Once more in the Book of Mormon prosperity and riches are equated with righteousness (v. 16; cp. Jacob 2:18–19; Alma 62:48–51; Helaman 3:24–25). Notice that their prosperity included more than gold and silver (Ether 9:17–19). In fact, prosperity is a conditional blessing on the land of America. Nephi, son of Lehi, was promised: “And inasmuch as ye shall keep my commandments, ye shall prosper in the land” (1 Nephi 2:20; see also 2 Nephi 1:9; Ether 2:12). The alternative of the blessing was the curse, which was now beginning, to be taken off the land (Ether 9:16, 20). Lehi warned his sons, “for if iniquity shall abound cursed shall be the land for their sakes” (2 Nephi 1:7).
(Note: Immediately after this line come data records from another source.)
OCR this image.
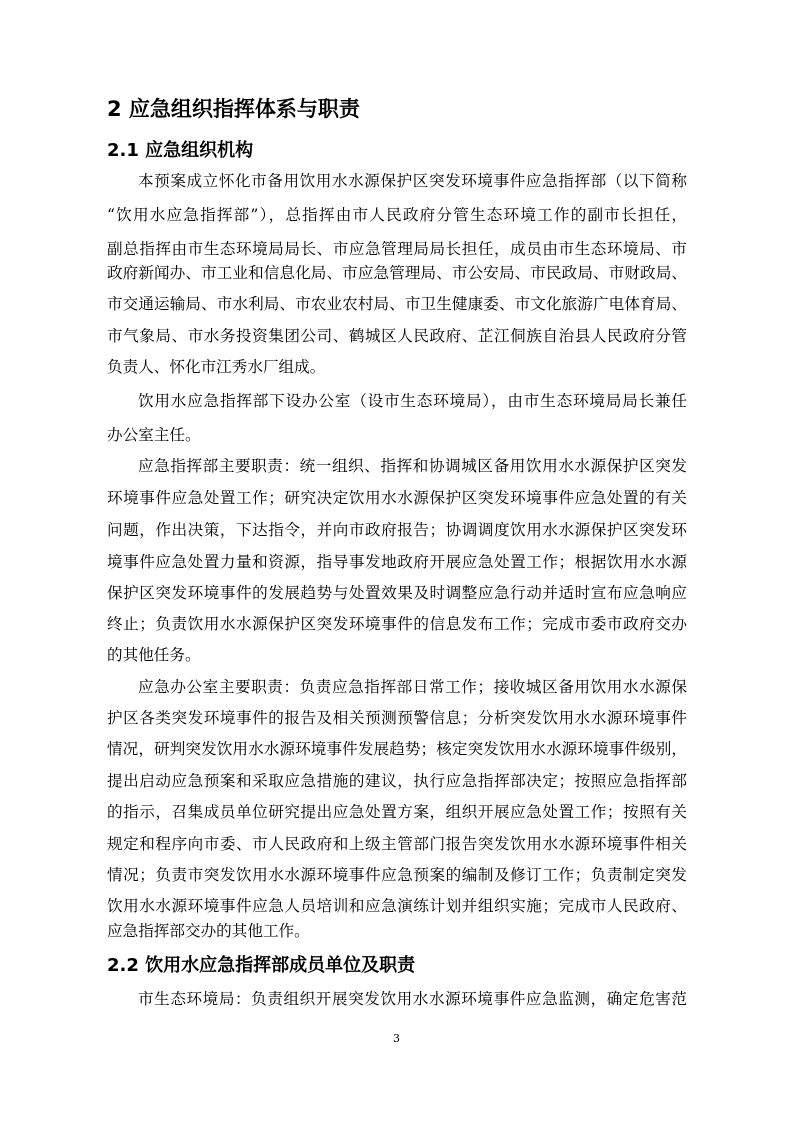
2 应急组织指挥体系与职责
2.1 应急组织机构
本预案成立怀化市备用饮用水水源保护区突发环境事件应急指挥部（以下简称
“饮用水应急指挥部”），总指挥由市人民政府分管生态环境工作的副市长担任，
副总指挥由市生态环境局局长、市应急管理局局长担任，成员由市生态环境局、市
政府新闻办、市工业和信息化局、市应急管理局、市公安局、市民政局、市财政局、
市交通运输局、市水利局、市农业农村局、市卫生健康委、市文化旅游广电体育局、
市气象局、市水务投资集团公司、鹤城区人民政府、芷江侗族自治县人民政府分管
负责人、怀化市江秀水厂组成。
饮用水应急指挥部下设办公室（设市生态环境局），由市生态环境局局长兼任
办公室主任。
应急指挥部主要职责：统一组织、指挥和协调城区备用饮用水水源保护区突发
环境事件应急处置工作；研究决定饮用水水源保护区突发环境事件应急处置的有关
问题，作出决策，下达指令，并向市政府报告；协调调度饮用水水源保护区突发环
境事件应急处置力量和资源，指导事发地政府开展应急处置工作；根据饮用水水源
保护区突发环境事件的发展趋势与处置效果及时调整应急行动并适时宣布应急响应
终止；负责饮用水水源保护区突发环境事件的信息发布工作；完成市委市政府交办
的其他任务。
应急办公室主要职责：负责应急指挥部日常工作；接收城区备用饮用水水源保
护区各类突发环境事件的报告及相关预测预警信息；分析突发饮用水水源环境事件
情况，研判突发饮用水水源环境事件发展趋势；核定突发饮用水水源环境事件级别，
提出启动应急预案和采取应急措施的建议，执行应急指挥部决定；按照应急指挥部
的指示，召集成员单位研究提出应急处置方案，组织开展应急处置工作；按照有关
规定和程序向市委、市人民政府和上级主管部门报告突发饮用水水源环境事件相关
情况；负责市突发饮用水水源环境事件应急预案的编制及修订工作；负责制定突发
饮用水水源环境事件应急人员培训和应急演练计划并组织实施；完成市人民政府、
应急指挥部交办的其他工作。
2.2 饮用水应急指挥部成员单位及职责
市生态环境局：负责组织开展突发饮用水水源环境事件应急监测，确定危害范
3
The elephants, cureloms, and cumoms, and for some even the horses, must be accepted by faith (Ether 9:19). While there has been much speculation concerning which modern-day animals the cureloms and cumoms may be, Dr. Hugh Nibley has written:

I think it quite significant that the Book of Mormon associates elephants only with the Jaredites, since there is no apparent reason why they should not have been as common in the fifth as in the fifteenth century B.C. All we know is that they became extinct in large parts of Asia somewhere between those dates, as they did likewise in the New World, to follow the Book of Mormon, leaving only the written records of men to testify of their existence.
“They have plenty of iron, accarum, and andanicum,” says Marco Polo of the people of Kobian. “Here they make mirrors of highly polished steel, of large size and very handsome.” The thing to note here is not primarily the advanced state of steel-working in Central Asia, though that as we have seen is significant, but the fact that no one knows for sure what accarum and andanicum are. Marco knew, of course, but since the things didn’t exist in Europe there was no western word for them and so all he could do was to call them by their only names. It is just so with the cureloms and cumoms of Ether 9:19. These animals were unknown to the Nephites, and so Moroni leaves the words untranslated, or else though known to the Nephites, they are out of our experience so that our language has no name to call them by. They were simply breeds of those “many other kinds of animals which were useful for the food of man” (Ether 9:18).
The history of the breeding of “animals which were useful for man” is an extremely complex one; to trace even such conspicuous breeds as the Arabian horse, the dromedary, or the ox is still quite impossible. Travelers in central Asia both from Europe and the Far East always comment on the peculiar breeds of animals they find there—camels with two humps (which are really no more like the Arabian camels than a llama is like a sheep), a big-tailed sheep, and strange varieties of oxen and horses, for none of which it is possible for the travelers to find words in their own languages. So they call dromedaries and Bactrian camels both “camels” and kulans “horses,” just as no doubt the Book of Mormon designates as sheep and cattle breeds that we would hardly recognize. I find it most reassuring that the book of Ether, taking us to archaic times, insists on complicating things by telling about animals plainly extinct in Nephite days and breeds that we cannot identify.

Someday we will learn more about these animals among the Jaredites.

Emer was righteous enough that he saw the Savior (Ether 9:22), an indication of his having his calling and election made sure, or “the more sure word of prophecy” (D&C 131:5–6). He probably had the “privilege to receive the other Comforter [Jesus Christ], which the Lord hath promised his Saints” (TPJS, 150).